Десять лет в изгнании (Сталь) - страница 29

Итак, он приходит в бешенство ради того, чтобы испугать; слова порой избавляют его от необходимости совершать поступки; конечно, время от времени он приводит свои угрозы в исполнение, однако чаще всего в этом не возникает нужды; приступов гнева оказывается совершенно достаточно. Вдобавок словами он попирает достоинство тех, кто ему не по нраву, гораздо сильнее, чем наказаниями; он обращает к своим жертвам речи столь грубые и столь презрительные, а его царедворцы так усердно повторяют их на все лады, что становится ясно: слов его следует опасаться куда больше, нежели его жандармов, а ему только того и нужно: ведь несчастные, заключенные в тюрьму, могли бы вызвать сочувствие, язвительные же шутки всемогущего властителя унижают человека, которого еще не пришло время уничтожить окончательно, в глазах общества.

На следующий день после того, как гнев Бонапарта обрушился на мою голову, он прилюдно выбранил своего брата Жозефа за знакомство со мной. Жозеф счел себя обязанным не переступать порог моего дома в течение трех месяцев; три четверти людей, прежде бывавших у меня, последовали его примеру. Люди, объявленные вне закона 18 фрюктидора, утверждали, что в ту пору я совершенно напрасно рекомендовала Баррасу г-на де Талейрана на должность министра иностранных дел, а между тем сами проводили дни напролет не у кого иного, как у г-на де Талейрана, в покровительстве которому обвиняли меня. Все, кто дурно вел себя по отношению ко мне, остерегались признаться, что поступают так из боязни прогневить первого консула; напротив, каждый день они изобретали новые предлоги для того, чтобы повредить мне; они обрушивали всю мощь своих политических убеждений на гонимую, беззащитную женщину, а сами раболепно склонялись перед ужаснейшими из якобинцев, воскрешенными из праха благодаря новому крещению — низошедшей на них милости первого консула.

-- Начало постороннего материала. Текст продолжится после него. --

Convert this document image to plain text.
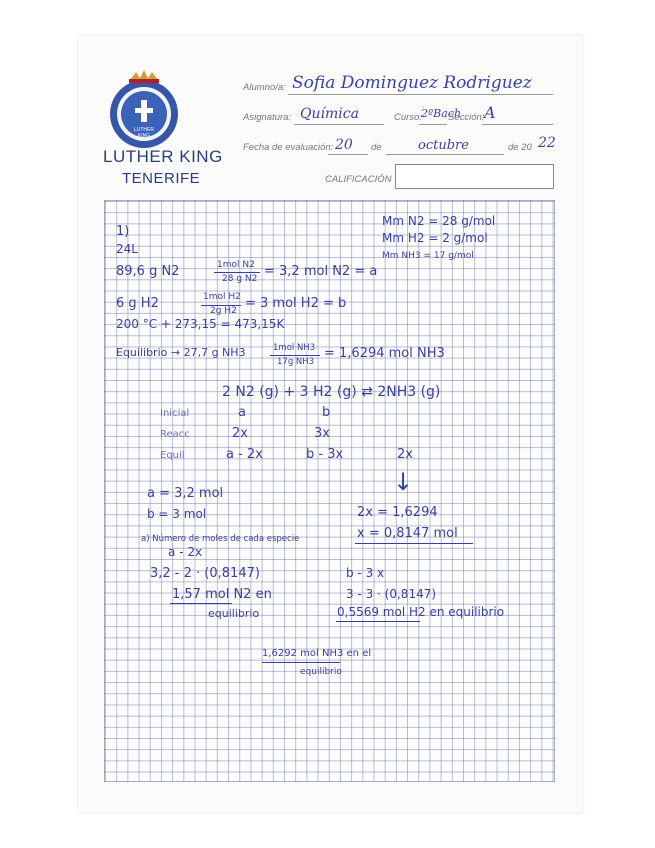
LUTHER
KING
LUTHER KING
TENERIFE
Alumno/a: Sofia Dominguez Rodriguez
Asignatura: Química	Curso: 2ºBach
Sección: A
Fecha de evaluación: 20 de	octubre	de 20 22
CALIFICACIÓN
Mm N2 = 28 g/mol
1)	Mm H2 = 2 g/mol
24L	Mm NH3 = 17 g/mol
89,6 g N2	1mol N2
28 g N2 = 3,2 mol N2 = a
6 g H2	1mol H2
2g H2 = 3 mol H2 = b
200 °C + 273,15 = 473,15K
Equilibrio → 27,7 g NH3	1mol NH3
17g NH3
= 1,6294 mol NH3
2 N2 (g) + 3 H2 (g) ⇄ 2NH3 (g)
Inicial	a	b
Reacc	2x	3x
Equil	a - 2x	b - 3x	2x
↓
a = 3,2 mol
b = 3 mol	2x = 1,6294
x = 0,8147 mol
a) Número de moles de cada especie
a - 2x
3,2 - 2 · (0,8147)	b - 3 x
1,57 mol N2 en	3 - 3 · (0,8147)
equilibrio	0,5569 mol H2 en equilibrio
1,6292 mol NH3 en el
equilibrio
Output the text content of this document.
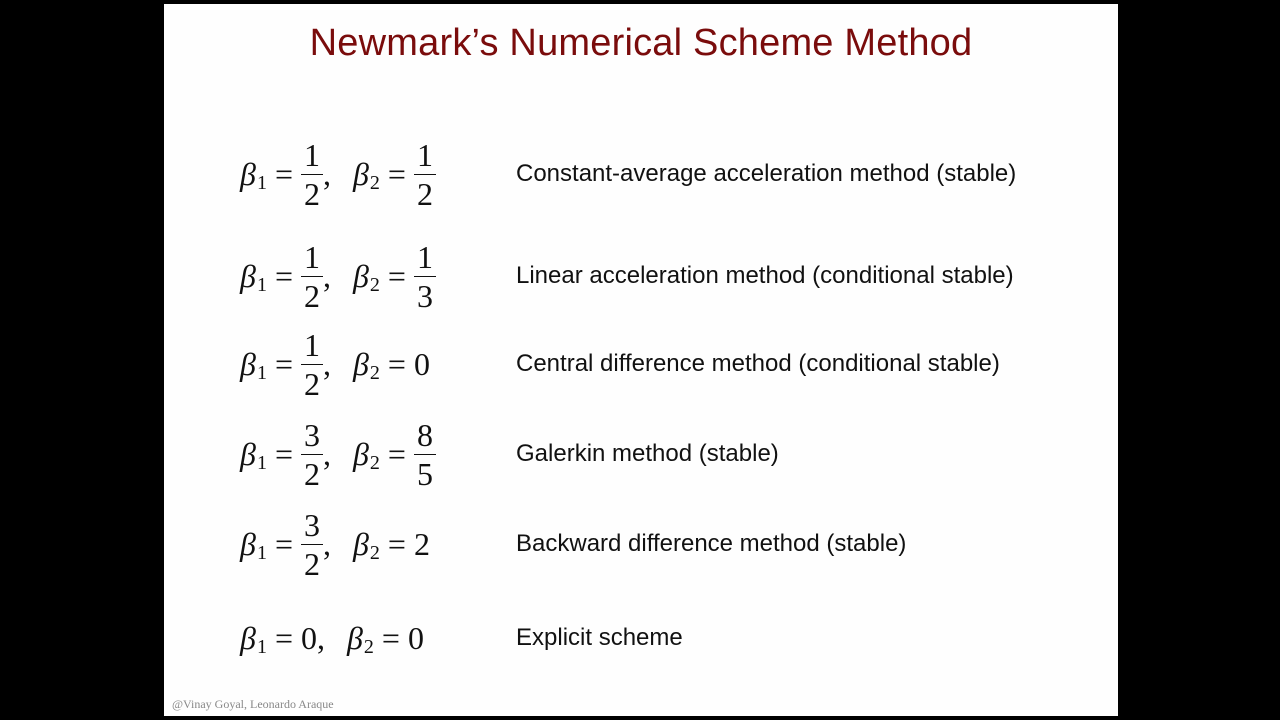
Newmark’s Numerical Scheme Method
β $1 = \frac{1}{2}$ , β $2 = \frac{1}{2}$	Constant-average acceleration method (stable)
β $1 = \frac{1}{2}$ , β $2 = \frac{1}{3}$	Linear acceleration method (conditional stable)
β $1 = \frac{1}{2}$ , β 2 = 0	Central difference method (conditional stable)
β $1 = \frac{3}{2}$ , β $2 = \frac{8}{5}$	Galerkin method (stable)
β $1 = \frac{3}{2}$ , β 2 = 2	Backward difference method (stable)
β 1 = 0 , β 2 = 0	Explicit scheme
@Vinay Goyal, Leonardo Araque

Министр полиции Фуше>136 пригласил меня к себе и сообщил, что, по мнению первого консула, друг мой, произнесший речь в Трибунате, сделал это по моему наущению. Я отвечала чистую правду, а именно: что друг этот наделен выдающимся умом и не имеет нужды занимать свои убеждения у женщины; речь же его была посвящена исключительно размышлениям о независимости, которую подобает иметь всякому совещательному органу, и не содержала ни единого слова, оскорбительного для особы первого консула. К этому я прибавила несколько слов об уважении, какое надлежит оказывать свободе мнений в законодательном собрании, однако министр полиции не скрывал, что эти общие рассуждения его совершенно не интересуют; он уже прекрасно понимал, что под властью человека, которому он желал служить, до принципов никому дела не будет, и вел себя соответственно. Однако, приобретя великую опытность во всем, что касается до революций, он взял себе за правило творить ровно столько зла, сколько потребно для достижения цели, но не более того. Предшествующее его поведение не обличало ни малейшего попечения о нравственности, а о добродетели он нередко отзывался как о сущем вздоре. Однако же замечательная проницательность зачастую заставляла его выбирать добро как вещь более выгодную, а ум побуждал к совершению таких поступков, к каким других побуждает совесть. Он посоветовал мне уехать в деревню и заверил, что очень скоро гроза пройдет.